Refuting phylogenetic relationships, published recently in Biology Direct is a peculiar paper in several ways. Bucknam, Bucher and Bapteste suggest a novel way of assessing phylogenies. Rather than searching the most probable of a species tree given a concatenated alignment, unsupported phylogenies are rejected, leaving possible ones and not inferring more than what the data delivers. The method appears powerful in removing weak hypothesis more strictly than classical methods do in difficult cases.

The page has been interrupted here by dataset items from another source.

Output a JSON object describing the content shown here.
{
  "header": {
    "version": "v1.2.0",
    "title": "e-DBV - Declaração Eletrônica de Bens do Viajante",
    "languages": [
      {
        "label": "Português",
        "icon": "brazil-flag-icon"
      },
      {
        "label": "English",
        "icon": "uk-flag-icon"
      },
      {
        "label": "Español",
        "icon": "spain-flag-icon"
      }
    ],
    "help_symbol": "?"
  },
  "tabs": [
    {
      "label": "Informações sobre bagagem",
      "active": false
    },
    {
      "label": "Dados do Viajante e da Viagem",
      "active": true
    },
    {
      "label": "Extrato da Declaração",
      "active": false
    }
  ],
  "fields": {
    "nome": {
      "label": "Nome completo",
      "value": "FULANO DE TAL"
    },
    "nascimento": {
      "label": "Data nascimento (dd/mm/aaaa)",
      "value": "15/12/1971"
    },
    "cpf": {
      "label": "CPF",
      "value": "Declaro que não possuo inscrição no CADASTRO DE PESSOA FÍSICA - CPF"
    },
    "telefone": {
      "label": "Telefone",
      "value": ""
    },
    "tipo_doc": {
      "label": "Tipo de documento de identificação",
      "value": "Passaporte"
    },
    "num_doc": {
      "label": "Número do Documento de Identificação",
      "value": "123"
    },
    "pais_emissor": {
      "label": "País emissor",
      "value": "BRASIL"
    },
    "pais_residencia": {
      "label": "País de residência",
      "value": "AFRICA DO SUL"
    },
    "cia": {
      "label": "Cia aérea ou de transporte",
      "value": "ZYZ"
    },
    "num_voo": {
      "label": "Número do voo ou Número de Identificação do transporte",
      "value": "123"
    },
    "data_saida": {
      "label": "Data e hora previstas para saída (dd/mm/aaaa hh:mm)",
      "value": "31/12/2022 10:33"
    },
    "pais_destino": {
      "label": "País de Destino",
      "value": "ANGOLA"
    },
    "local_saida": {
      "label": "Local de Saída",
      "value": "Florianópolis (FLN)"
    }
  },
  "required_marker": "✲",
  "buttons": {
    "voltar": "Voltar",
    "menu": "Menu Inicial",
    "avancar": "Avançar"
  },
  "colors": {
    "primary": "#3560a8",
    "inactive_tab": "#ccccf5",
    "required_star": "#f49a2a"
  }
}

The work builds on the classical phylogeny approaches using conserved markers such as ribosomal proteins and bootstraps calculations, here using Phyml. The difference lies in the evaluation of the tree by two scores that build on different concepts of impossibility. Given two subsets of species on a branchpoint, they estimates the distance between species based on how incompatible their data is. Classical statistical analyses such as Principal Component Analysis and statistical tests can subsequently be used to assess probabilities of assignments.
The philosophy behind it is to develop falsifiable hypotheses whereas currently used approaches are considered to be inherently positivistic. Consequently, the paper starts with lengthy philosophical implications, before introducing the concepts and analysis strategies. The details on operating systems, command line switches and file formats however read like a bachelor thesis from a couple of years back and are in stark contrast to the initial philosophical considerations. Finally, examples show that the methods can be applied to real world problems such as the position of Nanoarchaeum equitans within the archaeal realm (see Figure 2 from the paper below, axis are determined by PCA build on impossibility scores).Refuting phylogenies
The comments of the reviewers greatly enhanced my understanding of the work. Beyond all concerns of publishing policies, the open peer review approach pioneered by Biology Direct also helps the readers to reflect on critical issues of the manuscript. The work is certainly controversial and requires additional research and discussion to tell whether this smart concept is just undersold or but a philosophical consideration with limited potential for application.

2 Responses to “Impossible phylogenies”

  1. Pedro Beltrao Says:

    Thanks for pointing this one out it is an interesting philosophical discussion. I have a hard time dissociating the two approaches (verification vs falsification) but I guess I can relate to the need to have proper negative results to use in computational methods. Maybe falsification is not very pursued because intuitively the space of negative results seems much larger than the positive results space and therefore we should spend our efforts more in verifying positive results than negating possibilities.

  2. Roland Krause Says:

    We don\’t get to see many papers that relate science philosophy and hands-on research. The falsification/positivism debate was pretty much superseded by a super-pragmatic citation/acceptance based evaluation, at least in my environment.

    Kuhn vs Popper was my introduction to the subject (the originals were a bit tough). Recommended but many other books might do too.